Quanto ao Secretário-Geral da ONU, António Guterres, que, no meio deste turbilhão, nada melhor teve para dizer que sublinhar uma proximidade pretérita entre Aung Suu Kyi e as Forças Armadas, uma resposta proporcional a tão provocadora afirmação seria: “Acha que a República do Myanmar poderia assegurar a sua soberania, com o Imperialismo Chinês à sua porta, sem apostar em Forças Armadas robustas? Já agora porque não dá também legitimidade às ridículas acusações formais de que Aung foi alvo, pelo Exército, aquando da sua detenção?” 
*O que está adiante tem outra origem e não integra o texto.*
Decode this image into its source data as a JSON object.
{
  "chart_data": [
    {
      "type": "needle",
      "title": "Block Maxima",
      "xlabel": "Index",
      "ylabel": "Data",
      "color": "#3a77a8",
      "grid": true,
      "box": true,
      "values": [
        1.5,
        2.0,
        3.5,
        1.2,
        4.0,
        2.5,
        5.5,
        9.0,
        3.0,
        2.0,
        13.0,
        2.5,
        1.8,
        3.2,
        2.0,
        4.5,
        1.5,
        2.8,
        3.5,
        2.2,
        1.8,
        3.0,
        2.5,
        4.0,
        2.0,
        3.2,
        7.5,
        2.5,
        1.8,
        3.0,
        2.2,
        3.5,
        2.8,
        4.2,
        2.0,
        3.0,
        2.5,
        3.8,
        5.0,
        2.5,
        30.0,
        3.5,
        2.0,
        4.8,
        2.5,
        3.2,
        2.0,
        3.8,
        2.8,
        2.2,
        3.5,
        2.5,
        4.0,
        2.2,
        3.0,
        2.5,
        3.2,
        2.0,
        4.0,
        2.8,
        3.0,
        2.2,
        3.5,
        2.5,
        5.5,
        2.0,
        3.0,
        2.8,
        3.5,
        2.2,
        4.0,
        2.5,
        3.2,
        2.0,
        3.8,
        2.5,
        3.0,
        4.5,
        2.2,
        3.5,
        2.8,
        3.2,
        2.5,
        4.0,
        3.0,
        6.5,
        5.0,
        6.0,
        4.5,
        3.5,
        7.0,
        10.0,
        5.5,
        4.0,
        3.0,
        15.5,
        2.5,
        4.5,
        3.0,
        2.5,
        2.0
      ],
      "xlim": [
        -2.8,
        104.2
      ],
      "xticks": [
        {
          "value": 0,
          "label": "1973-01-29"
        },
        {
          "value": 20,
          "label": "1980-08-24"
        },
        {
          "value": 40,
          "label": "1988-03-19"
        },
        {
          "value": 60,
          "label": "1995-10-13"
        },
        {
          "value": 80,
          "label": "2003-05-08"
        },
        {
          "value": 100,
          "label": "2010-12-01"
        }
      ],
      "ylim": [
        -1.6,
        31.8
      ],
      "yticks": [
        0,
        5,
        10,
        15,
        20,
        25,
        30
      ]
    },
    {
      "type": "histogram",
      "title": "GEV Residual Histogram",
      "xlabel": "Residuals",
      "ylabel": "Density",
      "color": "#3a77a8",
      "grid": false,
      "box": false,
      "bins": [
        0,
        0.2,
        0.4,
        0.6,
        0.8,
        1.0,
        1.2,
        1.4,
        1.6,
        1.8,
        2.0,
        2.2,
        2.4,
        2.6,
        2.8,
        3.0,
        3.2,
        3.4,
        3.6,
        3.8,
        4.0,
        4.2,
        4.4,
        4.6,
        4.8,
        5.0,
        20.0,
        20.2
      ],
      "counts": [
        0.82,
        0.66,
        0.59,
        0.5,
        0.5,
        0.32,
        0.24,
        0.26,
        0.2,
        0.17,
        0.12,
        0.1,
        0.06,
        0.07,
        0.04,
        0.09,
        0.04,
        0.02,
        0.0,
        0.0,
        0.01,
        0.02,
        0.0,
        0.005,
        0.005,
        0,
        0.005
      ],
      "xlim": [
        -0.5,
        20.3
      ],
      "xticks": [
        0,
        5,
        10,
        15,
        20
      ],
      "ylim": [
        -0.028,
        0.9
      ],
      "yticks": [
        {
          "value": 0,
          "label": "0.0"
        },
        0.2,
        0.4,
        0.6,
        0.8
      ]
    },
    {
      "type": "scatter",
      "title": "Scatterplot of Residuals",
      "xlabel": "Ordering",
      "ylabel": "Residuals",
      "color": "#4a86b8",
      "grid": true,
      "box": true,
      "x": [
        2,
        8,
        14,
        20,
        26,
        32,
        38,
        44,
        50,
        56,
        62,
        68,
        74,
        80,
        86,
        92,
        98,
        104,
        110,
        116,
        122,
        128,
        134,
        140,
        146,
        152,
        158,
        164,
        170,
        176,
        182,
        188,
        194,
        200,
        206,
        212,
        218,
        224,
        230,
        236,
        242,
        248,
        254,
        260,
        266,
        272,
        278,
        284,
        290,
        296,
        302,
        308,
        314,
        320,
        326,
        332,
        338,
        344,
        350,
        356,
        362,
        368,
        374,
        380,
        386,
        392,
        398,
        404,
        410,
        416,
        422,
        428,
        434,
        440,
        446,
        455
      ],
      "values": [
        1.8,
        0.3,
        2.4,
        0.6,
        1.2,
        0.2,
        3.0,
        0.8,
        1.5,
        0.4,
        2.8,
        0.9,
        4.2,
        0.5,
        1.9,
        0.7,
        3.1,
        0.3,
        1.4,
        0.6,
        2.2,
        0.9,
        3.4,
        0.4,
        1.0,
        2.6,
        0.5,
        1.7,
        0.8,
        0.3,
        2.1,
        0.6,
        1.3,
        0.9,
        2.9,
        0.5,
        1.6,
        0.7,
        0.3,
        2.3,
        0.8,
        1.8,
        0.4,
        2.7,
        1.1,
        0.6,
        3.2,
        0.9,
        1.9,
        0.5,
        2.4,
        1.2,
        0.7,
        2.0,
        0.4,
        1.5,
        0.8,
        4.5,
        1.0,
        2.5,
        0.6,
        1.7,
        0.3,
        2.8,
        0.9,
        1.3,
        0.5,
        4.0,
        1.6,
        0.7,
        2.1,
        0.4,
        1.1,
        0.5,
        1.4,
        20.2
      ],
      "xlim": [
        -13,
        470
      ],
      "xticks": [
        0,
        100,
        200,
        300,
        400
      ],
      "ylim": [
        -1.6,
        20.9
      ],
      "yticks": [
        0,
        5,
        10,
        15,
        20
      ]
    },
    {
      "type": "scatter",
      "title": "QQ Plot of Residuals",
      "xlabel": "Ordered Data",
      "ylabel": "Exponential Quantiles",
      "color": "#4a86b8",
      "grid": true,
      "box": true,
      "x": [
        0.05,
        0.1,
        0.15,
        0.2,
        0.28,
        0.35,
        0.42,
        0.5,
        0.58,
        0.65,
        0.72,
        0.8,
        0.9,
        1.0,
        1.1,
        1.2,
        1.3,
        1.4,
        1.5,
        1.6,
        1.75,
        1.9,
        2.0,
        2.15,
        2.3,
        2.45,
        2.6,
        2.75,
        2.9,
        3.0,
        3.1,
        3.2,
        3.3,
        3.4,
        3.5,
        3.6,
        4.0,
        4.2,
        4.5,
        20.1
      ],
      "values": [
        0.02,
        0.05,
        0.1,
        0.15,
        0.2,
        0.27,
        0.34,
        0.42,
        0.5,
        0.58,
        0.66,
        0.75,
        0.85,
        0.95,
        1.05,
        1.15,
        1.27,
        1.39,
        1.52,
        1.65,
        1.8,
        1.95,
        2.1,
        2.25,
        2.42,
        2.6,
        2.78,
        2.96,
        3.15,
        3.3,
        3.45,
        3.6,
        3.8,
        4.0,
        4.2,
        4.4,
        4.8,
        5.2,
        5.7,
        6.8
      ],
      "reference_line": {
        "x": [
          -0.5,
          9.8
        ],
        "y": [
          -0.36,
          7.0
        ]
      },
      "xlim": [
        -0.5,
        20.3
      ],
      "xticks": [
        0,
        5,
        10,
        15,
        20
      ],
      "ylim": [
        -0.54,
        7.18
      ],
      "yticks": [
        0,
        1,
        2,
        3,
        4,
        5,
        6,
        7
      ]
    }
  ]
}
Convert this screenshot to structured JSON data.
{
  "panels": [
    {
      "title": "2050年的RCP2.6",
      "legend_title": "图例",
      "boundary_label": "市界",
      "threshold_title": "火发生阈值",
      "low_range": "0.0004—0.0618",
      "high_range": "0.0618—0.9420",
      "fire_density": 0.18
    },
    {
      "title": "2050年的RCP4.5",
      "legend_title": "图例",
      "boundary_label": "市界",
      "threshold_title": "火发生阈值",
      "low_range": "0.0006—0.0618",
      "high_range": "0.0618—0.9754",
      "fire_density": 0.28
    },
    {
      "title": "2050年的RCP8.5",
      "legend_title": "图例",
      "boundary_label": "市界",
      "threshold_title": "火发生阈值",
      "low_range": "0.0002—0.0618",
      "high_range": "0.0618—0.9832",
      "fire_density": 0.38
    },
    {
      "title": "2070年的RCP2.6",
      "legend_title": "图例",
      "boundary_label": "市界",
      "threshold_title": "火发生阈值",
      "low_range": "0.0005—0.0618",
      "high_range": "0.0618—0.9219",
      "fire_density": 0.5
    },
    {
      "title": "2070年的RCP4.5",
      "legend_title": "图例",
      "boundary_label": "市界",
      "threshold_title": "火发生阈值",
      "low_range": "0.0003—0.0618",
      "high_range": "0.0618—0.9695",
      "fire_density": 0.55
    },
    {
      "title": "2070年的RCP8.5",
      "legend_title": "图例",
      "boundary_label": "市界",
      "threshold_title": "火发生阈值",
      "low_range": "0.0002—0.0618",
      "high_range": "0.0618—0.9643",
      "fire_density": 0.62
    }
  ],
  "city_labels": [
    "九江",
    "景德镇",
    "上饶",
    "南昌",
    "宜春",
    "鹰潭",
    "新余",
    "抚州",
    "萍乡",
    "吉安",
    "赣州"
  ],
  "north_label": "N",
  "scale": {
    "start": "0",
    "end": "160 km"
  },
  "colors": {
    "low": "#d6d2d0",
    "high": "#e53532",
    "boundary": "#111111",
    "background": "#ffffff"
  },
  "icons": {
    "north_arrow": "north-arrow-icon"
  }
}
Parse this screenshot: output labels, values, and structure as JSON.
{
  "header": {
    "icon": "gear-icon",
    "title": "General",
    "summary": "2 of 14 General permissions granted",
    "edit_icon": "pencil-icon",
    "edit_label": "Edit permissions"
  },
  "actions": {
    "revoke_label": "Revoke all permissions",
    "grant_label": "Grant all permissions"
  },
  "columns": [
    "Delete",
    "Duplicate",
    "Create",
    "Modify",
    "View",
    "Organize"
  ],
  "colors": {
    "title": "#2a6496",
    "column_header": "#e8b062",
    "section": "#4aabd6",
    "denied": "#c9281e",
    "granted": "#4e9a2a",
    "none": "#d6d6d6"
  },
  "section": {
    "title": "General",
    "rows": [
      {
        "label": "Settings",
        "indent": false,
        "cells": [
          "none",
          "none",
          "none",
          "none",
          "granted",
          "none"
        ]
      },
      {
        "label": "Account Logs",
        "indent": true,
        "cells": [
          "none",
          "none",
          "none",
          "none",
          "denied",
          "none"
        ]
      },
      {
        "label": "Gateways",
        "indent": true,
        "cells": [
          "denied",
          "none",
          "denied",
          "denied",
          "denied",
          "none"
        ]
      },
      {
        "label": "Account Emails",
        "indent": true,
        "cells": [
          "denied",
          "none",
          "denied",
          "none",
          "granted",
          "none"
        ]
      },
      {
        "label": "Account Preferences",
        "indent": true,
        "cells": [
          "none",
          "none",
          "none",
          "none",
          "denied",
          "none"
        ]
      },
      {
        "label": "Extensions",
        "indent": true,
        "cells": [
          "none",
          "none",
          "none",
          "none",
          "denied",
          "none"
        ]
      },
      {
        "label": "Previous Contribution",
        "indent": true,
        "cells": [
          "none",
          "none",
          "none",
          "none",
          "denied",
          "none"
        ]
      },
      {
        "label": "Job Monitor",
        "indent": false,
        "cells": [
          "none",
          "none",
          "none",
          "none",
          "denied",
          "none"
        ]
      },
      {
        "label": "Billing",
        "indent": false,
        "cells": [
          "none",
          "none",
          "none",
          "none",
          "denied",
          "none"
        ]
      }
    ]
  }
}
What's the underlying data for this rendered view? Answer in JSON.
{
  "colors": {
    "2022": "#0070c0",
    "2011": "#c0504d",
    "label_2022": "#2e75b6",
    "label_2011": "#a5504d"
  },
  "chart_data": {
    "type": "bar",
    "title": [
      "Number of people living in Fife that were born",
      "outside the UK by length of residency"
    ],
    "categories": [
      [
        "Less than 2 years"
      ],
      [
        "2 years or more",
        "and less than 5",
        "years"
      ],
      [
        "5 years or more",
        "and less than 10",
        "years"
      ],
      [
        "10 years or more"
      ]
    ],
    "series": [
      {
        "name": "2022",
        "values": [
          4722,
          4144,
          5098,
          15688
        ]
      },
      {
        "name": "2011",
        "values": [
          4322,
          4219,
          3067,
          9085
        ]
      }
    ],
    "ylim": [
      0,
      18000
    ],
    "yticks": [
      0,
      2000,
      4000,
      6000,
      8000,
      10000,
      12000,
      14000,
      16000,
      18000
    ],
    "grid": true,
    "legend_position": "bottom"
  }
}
O povo birmanês não ficará calado. Os democratas e progressistas deste mundo também não guardarão silêncio perante este ultraje. A palavra de ordem que, de momento, deve imperar na voz colectiva que ambiciona liberdade para o Mundo, será aquela que clama pela libertação de Aung Suu Kyi e pela reposição duma República democrática no Myanmar, tão vilmente refreada por uma Estratocracia congeminada por um punhado de militares corruptos pela fome de poder e domínio. Libertem Aung San Suu Kyi! Libertem o Myanmar! Muita será a gente que estará disposta a dar a vida por esta causa, inclusive a própria Aung!